Last week, a good five days before the Test, BCCI’s veteran pitch curator Dhiraj Parsana sat beyond the boundary ropes, sheltered from the harsh noon sun by the shade of the towering pavilion block. For years, he has been in charge of the Motera track in neighbouring Ahmedabad. He isn’t new to Rajkot, it’s his birthplace. Now, it’s where he prepared the pitch for the city’s first Test.
An affable man, he is not known to toe the line. In the past, he has had differences of opinion with Indian captains about the interpretation of the phrase ‘home advantage’. In his long career, the no-nonsense man has disagreed with skippers — Sourav Ganguly for one, Anil Kumble, the present coach, is another.
This was a special occasion for the 68-year-old. He was chuffed about the local association’s plans to felicitate him on the first day of the Test. Before the players stepped on to the pitch he had prepared, Parsana was to get a shawl and a sparkling memento. A ’70s star around here, the all-rounder played for Saurashtra and India. When asked about the nature of the surface he had prepared for this ‘special’ game, Parsana wasn’t giving away much. Later during the conversation, he did drop a hint. “I am almost 70 now, I don’t want to go to sleep at night with the guilt of preparing a dubious track,” he said.
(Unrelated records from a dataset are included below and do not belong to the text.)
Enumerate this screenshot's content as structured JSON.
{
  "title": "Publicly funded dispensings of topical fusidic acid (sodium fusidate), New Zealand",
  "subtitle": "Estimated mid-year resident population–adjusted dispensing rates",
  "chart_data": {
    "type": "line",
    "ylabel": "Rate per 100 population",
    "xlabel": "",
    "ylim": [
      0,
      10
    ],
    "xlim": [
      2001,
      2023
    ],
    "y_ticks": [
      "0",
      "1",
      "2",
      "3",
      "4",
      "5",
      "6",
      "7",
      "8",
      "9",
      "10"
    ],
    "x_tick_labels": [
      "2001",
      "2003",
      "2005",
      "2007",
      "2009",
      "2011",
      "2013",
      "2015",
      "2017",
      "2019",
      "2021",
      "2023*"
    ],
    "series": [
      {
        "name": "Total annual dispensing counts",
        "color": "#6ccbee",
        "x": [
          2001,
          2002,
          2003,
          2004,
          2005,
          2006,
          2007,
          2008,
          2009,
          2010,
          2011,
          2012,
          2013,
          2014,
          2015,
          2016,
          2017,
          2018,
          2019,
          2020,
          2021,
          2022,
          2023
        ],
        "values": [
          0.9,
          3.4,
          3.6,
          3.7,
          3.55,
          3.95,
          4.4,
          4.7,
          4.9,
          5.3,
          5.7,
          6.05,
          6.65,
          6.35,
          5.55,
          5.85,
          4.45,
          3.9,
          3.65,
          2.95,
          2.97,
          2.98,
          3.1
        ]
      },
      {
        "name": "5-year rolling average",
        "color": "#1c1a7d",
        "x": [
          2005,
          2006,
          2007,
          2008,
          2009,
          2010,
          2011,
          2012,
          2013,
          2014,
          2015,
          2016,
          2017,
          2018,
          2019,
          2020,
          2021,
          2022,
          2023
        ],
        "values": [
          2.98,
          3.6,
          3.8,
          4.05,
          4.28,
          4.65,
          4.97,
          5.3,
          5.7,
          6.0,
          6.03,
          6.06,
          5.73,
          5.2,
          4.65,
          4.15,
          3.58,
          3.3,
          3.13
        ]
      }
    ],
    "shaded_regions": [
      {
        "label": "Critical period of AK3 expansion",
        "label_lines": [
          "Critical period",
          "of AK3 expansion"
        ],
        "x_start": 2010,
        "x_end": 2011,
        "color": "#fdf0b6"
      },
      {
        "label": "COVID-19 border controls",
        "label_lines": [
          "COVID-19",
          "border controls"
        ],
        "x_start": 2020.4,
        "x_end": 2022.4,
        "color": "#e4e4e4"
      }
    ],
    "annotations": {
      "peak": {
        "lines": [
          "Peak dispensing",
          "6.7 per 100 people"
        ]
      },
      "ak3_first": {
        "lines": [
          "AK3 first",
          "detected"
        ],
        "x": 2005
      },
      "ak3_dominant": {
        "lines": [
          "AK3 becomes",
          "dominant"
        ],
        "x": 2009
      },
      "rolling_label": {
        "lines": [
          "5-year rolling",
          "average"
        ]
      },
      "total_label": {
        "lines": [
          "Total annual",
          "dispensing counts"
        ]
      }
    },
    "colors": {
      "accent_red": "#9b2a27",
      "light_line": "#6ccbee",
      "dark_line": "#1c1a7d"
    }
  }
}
The Test is over, Parsana can sleep peacefully. The pitch had also been asleep for most of the Test. For the last couple of days, there was slow turn, with the odd ball keeping low or suddenly climbing up. A couple of Indian batsmen got out to balls that kept low. In the last hour, there were times when India seemed on the back foot, struggling to eke out a draw.
Kohli wasn’t complaining. Though he did say that he didn’t expect the early greenish tinge on the pitch. “I was quite surprised to see that much grass, to be honest. It should not have been the case,” he said. He also dropped hints that there was no devil in the track even when he was batting in the final moments of the Test.
“Sometimes, the situation becomes such that even on flat wickets, you tend to make mistakes. I spent decent time out there and it is because we lost four-five wickets that it looks like it’s going to rip through from a good-length area. That was not the case. The wicket was pretty decent throughout the game,” he said.
Six tons, 1200-plus runs
In years to come, even if someone takes a look at the scoreboard, it would be easy to guess the nature of this surface. Six centuries, 1,200 plus runs. This certainly wasn’t the kind of track that saw Saurashtra’s left-arm spinner Ravindra Jadeja take 38 wickets from four games in this town last year (albeit at two venues, SCA Stadium and Madhavrao Scindia Ground), with most of those Ranji Trophy matches not going the distance. Here Jadeja, after bowling 45 overs, got just three wickets. The Indian spinners would have certainly liked a more spin-friendly surface.
A true surface has never been to Jadeja’s liking. Over the last one year, the ‘flat and fast’ left-armer has been very effective with the new ball. On his home ground, in the Ranji Trophy, he is unplayable with the shinning cherry. The left-arm spinner banks on the roughs on the surface to get his wickets. The reason Jadeja is deadly with the new ball is because he is unpredictable. It is said that at times even Jadeja doesn’t know which way his ball will turn since it’s the cracks that decide the direction of the deliveries.
Speaking after Day 3, Jadeja had said that the position of the cracks on the surface were not to his liking. They were on the two sides of the stumps. “The middle portion has remained the same. Yesterday and today, the fast bowlers had some help but over the next few days the wicket will become slower,” he had said. During the New Zealand series, Jadeja bowled stump-to-stump and got wickets. Here on an unresponsive and true track, he wasn’t getting the same purchase.
On the other hand, as Alastair Cook said, the English spinners are better bowlers on flat tracks. It feels like home to them. In England, the tracks are green and get less abrasive, so the slow bowlers have to work harder for wickets.
“A brilliant performance all-round, especially our three spinners who came in for criticism on turning wickets. On a flatter wicket, they bowled a lot better. Great to have Saqqy (Saqlain Mushtaq) here. Made a big difference to those guys,” he said.
England off-spinner Moeen Ali had called the pitch a ‘belter’ after the second day’s play. Cook, after the drawn Test, said, “It was a cracking pitch”. Not many visiting players use these words to describe the dustbowls they get.
So did the Indians get what they wanted, or what they expected? That will never be clear. Who has the final say in deciding the nature of the pitch has always been a mystery.
Some clues may help. Before the Test, the Saurashtra Cricket Association members had expressed a desire for the ‘special’ Test to go the distance. They expected the weekend crowd to make the game memorable. Saurashtra Cricket Association secretary Niranjan Shah said, “Test matches need to be a five-day affair.”
Before play commenced on the final day, all three results were possible. Even till the final hour, there were a couple of possibilities. That’s the reason there have been no complaints. But there will always be one question: did the local sentiment negate India’s home advantage?